You are viewing a plain text version of this content. The canonical link for it is here.
Posted to user@nutch.apache.org by Eyeris Rodriguez Rueda <er...@uci.cu> on 2013/03/06 16:58:48 UTC

image crawling with nutch

Hi all.
I tring to restrict nutch for crawl image documents only, i have used a suffix-urlfilter.txt to restrict some extensions not needed for me, and also regex-urlfilter.txt to allow image document but nutch dont generate urls to fetch, please any suggestion to configure nutch to crawl image documents only will be appreciated.
I am using nutch 1.4 and solr 3.6 in a single mode using:
bin/nutch crawl urls -dir crawl -depth 10 -topN 1000 -solr http://localhost:8080/solr/images

My seed.txt has 19 url and this my console output:

crawl started in: crawl
rootUrlDir = urls
threads = 20
depth = 10
solrUrl=http://localhost:8080/solr/images
topN = 1000
Injector: starting at 2013-03-06 10:41:33
Injector: crawlDb: crawl/crawldb
Injector: urlDir: urls
Injector: Converting injected urls to crawl db entries.
Injector: Merging injected urls into crawl db.
Injector: finished at 2013-03-06 10:41:36, elapsed: 00:00:02
Generator: starting at 2013-03-06 10:41:36
Generator: Selecting best-scoring urls due for fetch.
Generator: filtering: true
Generator: normalizing: true
Generator: topN: 1000
Generator: jobtracker is 'local', generating exactly one partition.
Generator: 0 records selected for fetching, exiting ...
Stopping at depth=0 - no more URLs to fetch.
No URLs to fetch - check your seed list and URL filters.
crawl finished: crawl



Re: image crawling with nutch

Posted by Walter Tietze <ti...@neofonie.de>.
Am 08.03.2013 20:23, schrieb Eyeris Rodriguez Rueda:
> Thanks a lot walter for your time, Im new with nutch.
> I really appreciate your reply, it was very helpfully for me.
> 
> So, for better understandig.
> 
> using urlfilter-domain i can to specify what domains specifically are allowed and urlfilter-domainblacklist is to restrict domains ?.
> 

Exactly.

You might want to add 'cu' or 'www.uci.cu' to a urlfilter-domain configuration.

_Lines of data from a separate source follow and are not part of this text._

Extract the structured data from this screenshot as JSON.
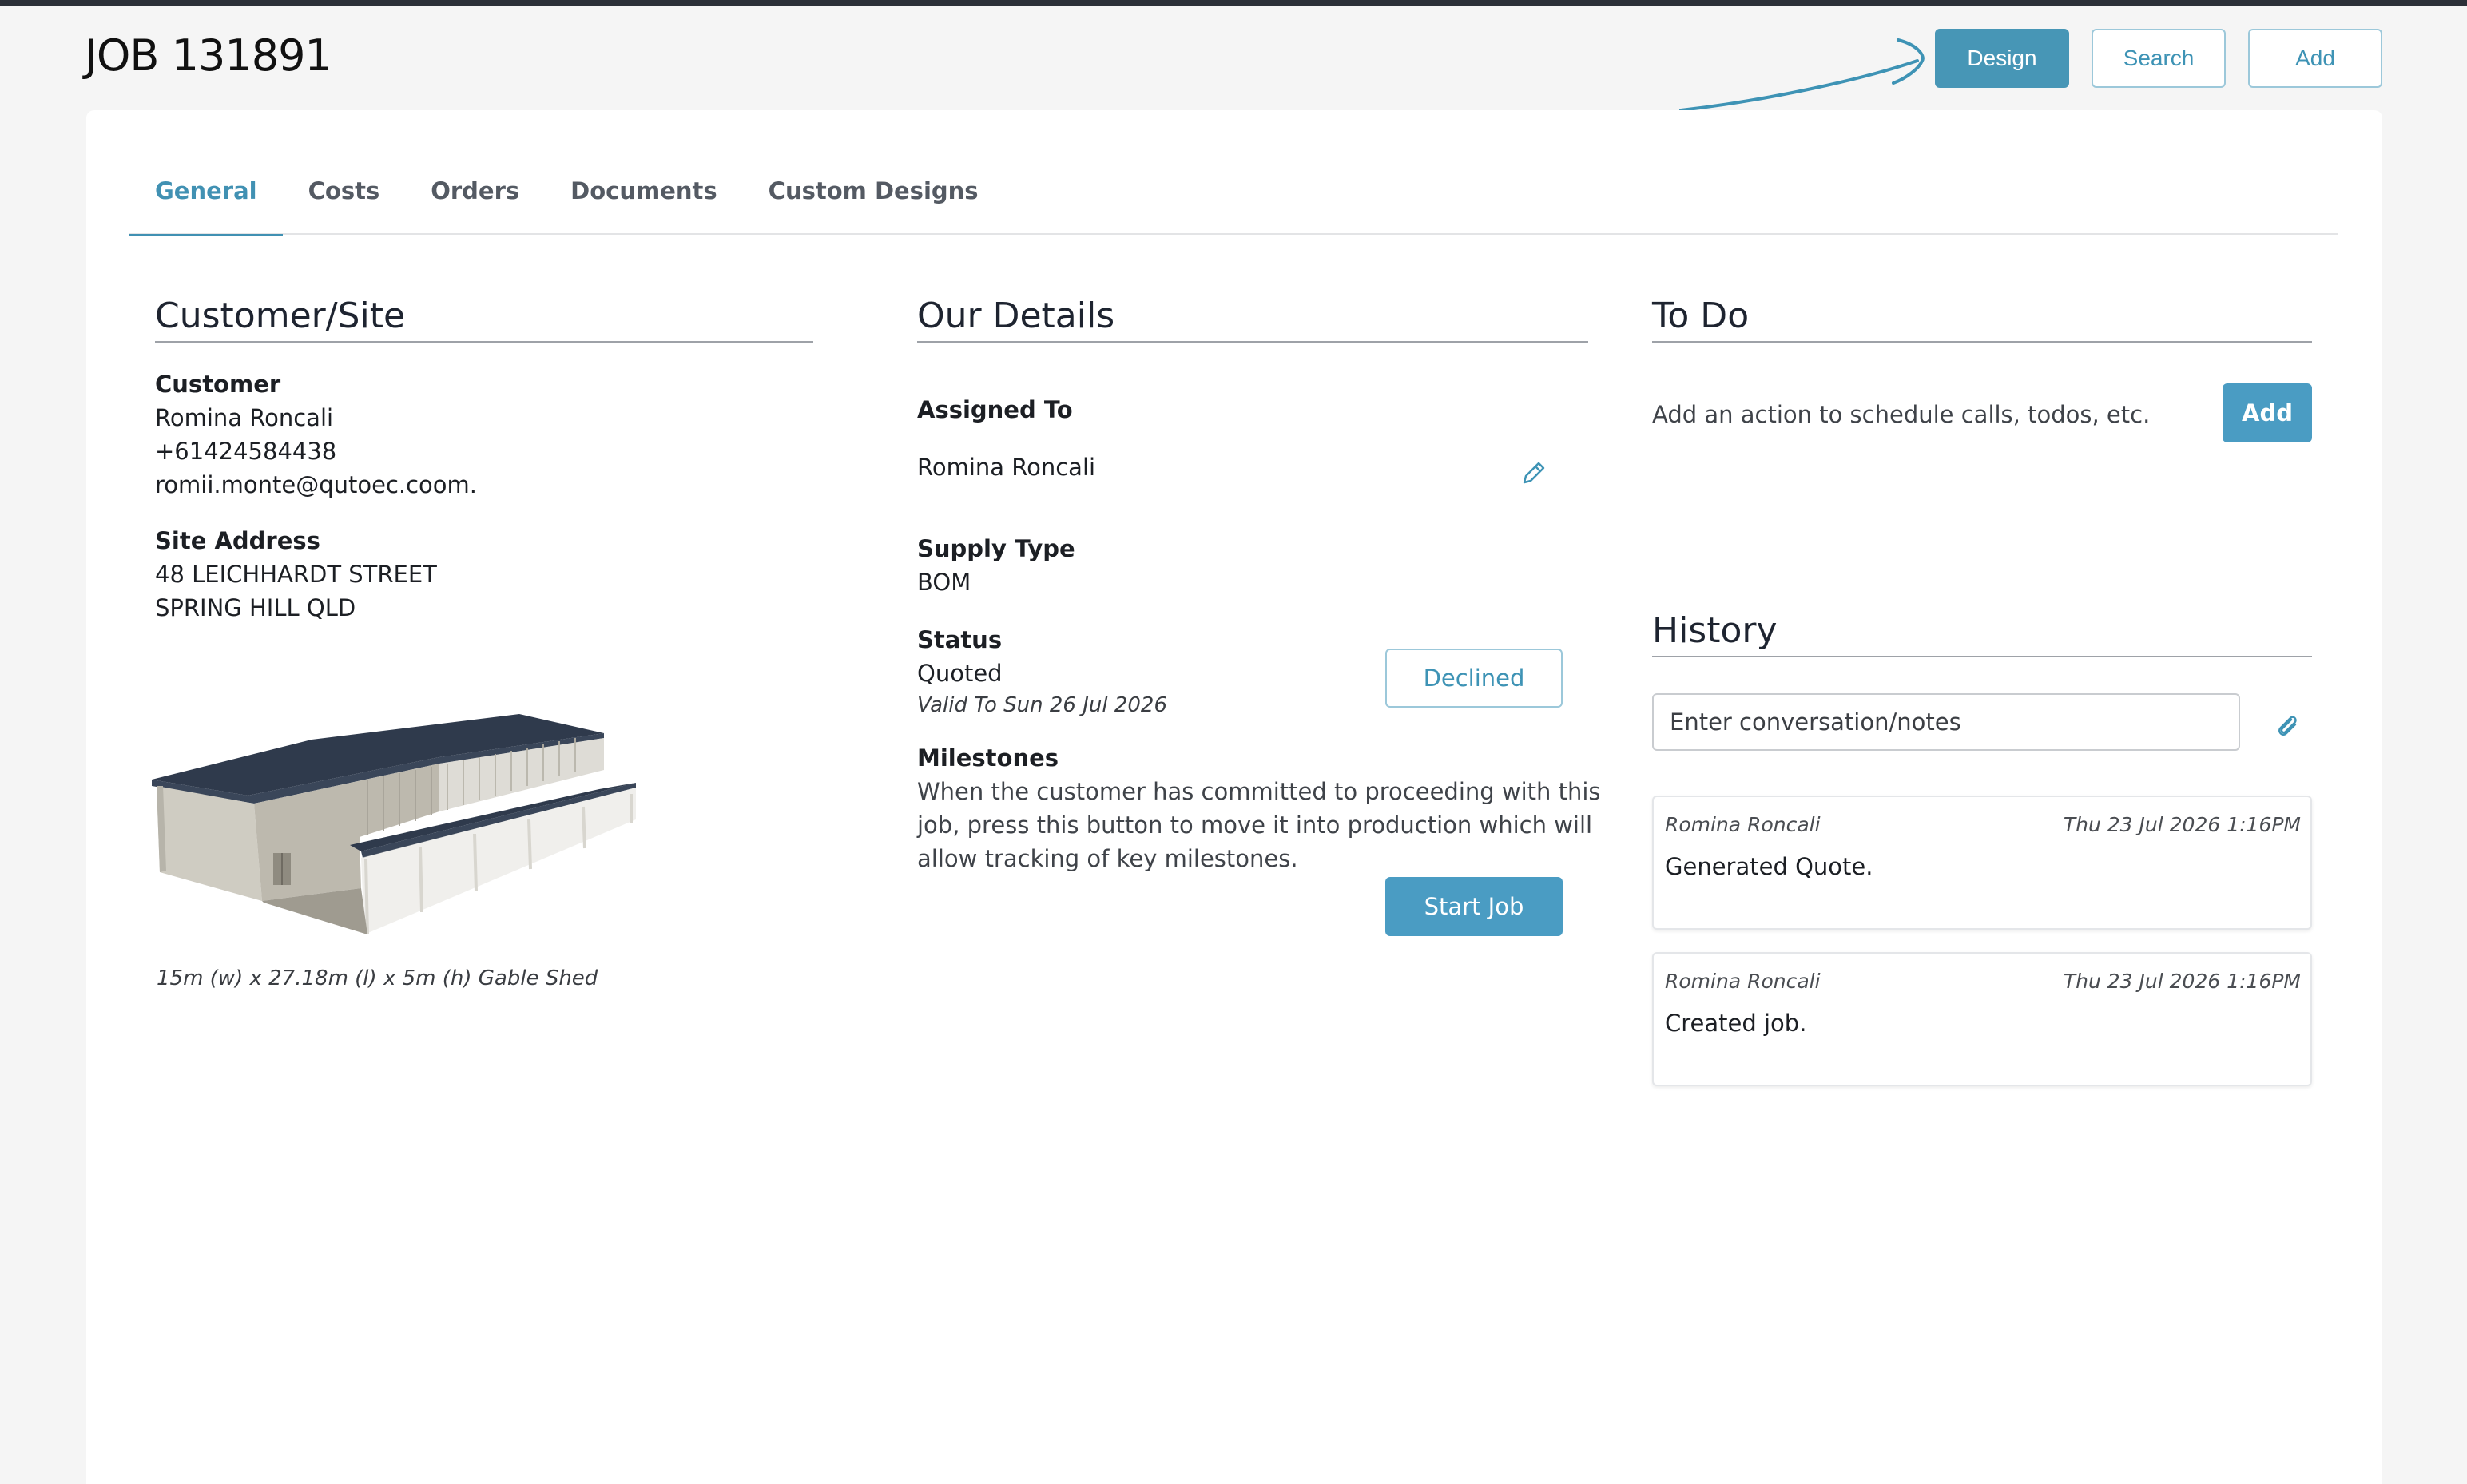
{
  "header": {
    "title": "JOB 131891",
    "buttons": {
      "design": "Design",
      "search": "Search",
      "add": "Add"
    }
  },
  "tabs": [
    "General",
    "Costs",
    "Orders",
    "Documents",
    "Custom Designs"
  ],
  "customer_site": {
    "title": "Customer/Site",
    "customer_label": "Customer",
    "customer_name": "Romina Roncali",
    "phone": "+61424584438",
    "email": "romii.monte@qutoec.coom.",
    "site_label": "Site Address",
    "address_line1": "48 LEICHHARDT STREET",
    "address_line2": "SPRING HILL QLD",
    "shed_caption": "15m (w) x 27.18m (l) x 5m (h) Gable Shed"
  },
  "our_details": {
    "title": "Our Details",
    "assigned_label": "Assigned To",
    "assigned_value": "Romina Roncali",
    "supply_label": "Supply Type",
    "supply_value": "BOM",
    "status_label": "Status",
    "status_value": "Quoted",
    "valid_to": "Valid To Sun 26 Jul 2026",
    "declined_button": "Declined",
    "milestones_label": "Milestones",
    "milestones_line1": "When the customer has committed to proceeding with this",
    "milestones_line2": "job, press this button to move it into production which will",
    "milestones_line3": "allow tracking of key milestones.",
    "start_job_button": "Start Job"
  },
  "todo": {
    "title": "To Do",
    "hint": "Add an action to schedule calls, todos, etc.",
    "add_button": "Add"
  },
  "history": {
    "title": "History",
    "input_placeholder": "Enter conversation/notes",
    "items": [
      {
        "user": "Romina Roncali",
        "time": "Thu 23 Jul 2026 1:16PM",
        "message": "Generated Quote."
      },
      {
        "user": "Romina Roncali",
        "time": "Thu 23 Jul 2026 1:16PM",
        "message": "Created job."
      }
    ]
  },
  "icons": {
    "edit": "pencil-icon",
    "attach": "paperclip-icon",
    "annotation": "arrow-annotation-icon"
  },
  "colors": {
    "accent": "#4796b6",
    "accent_light_border": "#9cc8da",
    "top_strip": "#2c3038"
  }
}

I am not quite sure, but I think 'uci.cu' alone won't check against the getDomanName() or getHost() methods.

If you just add the top level domain, you will have to use further regular expressions.




> urlfilter-suffix restrict only for extensions of documents for example if i have an url like this
> http://host.domain.country/image.jpg  and i have included a .jpg in sufix-urlfilter.txt this url will be skiped ?
> 


Depends. Please read the comment heading the file org.apache.nutch.urlfilter.suffix.SuffixURLFilter:


--------------------------------------- SNIP -------------------------------------------

 * <p>This filter can be configured to work in one of two modes:
 * <ul>
 * <li><b>default to reject</b> ('-'): in this mode, only URLs that match suffixes
 * specified in the config file will be accepted, all other URLs will be
 * rejected.</li>
 * <li><b>default to accept</b> ('+'): in this mode, only URLs that match suffixes
 * specified in the config file will be rejected, all other URLs will be
 * accepted.</li>
 * </ul>
 * <p>
 * The format of this config file is one URL suffix per line, with no preceding
 * whitespace. Order, in which suffixes are specified, doesn't matter. Blank
 * lines and comments (#) are allowed.
 * </p>
 * <p>
 * A single '+' or '-' sign not followed by any suffix must be used once, to
 * signify the mode this plugin operates in. An optional single 'I' can be appended,
 * to signify that suffix matches should be case-insensitive. The default, if
 * not specified, is to use case-sensitive matches, i.e. suffix '.JPG'
 * does not match '.jpg'.
 * </p>
 * <p>
 * NOTE: the format of this file is different from urlfilter-prefix, because
 * that plugin doesn't support allowed/prohibited prefixes (only supports
 * allowed prefixes). Please note that this plugin does not support regular
 * expressions, it only accepts literal suffixes. I.e. a suffix "+*.jpg" is most
 * probably wrong, you should use "+.jpg" instead.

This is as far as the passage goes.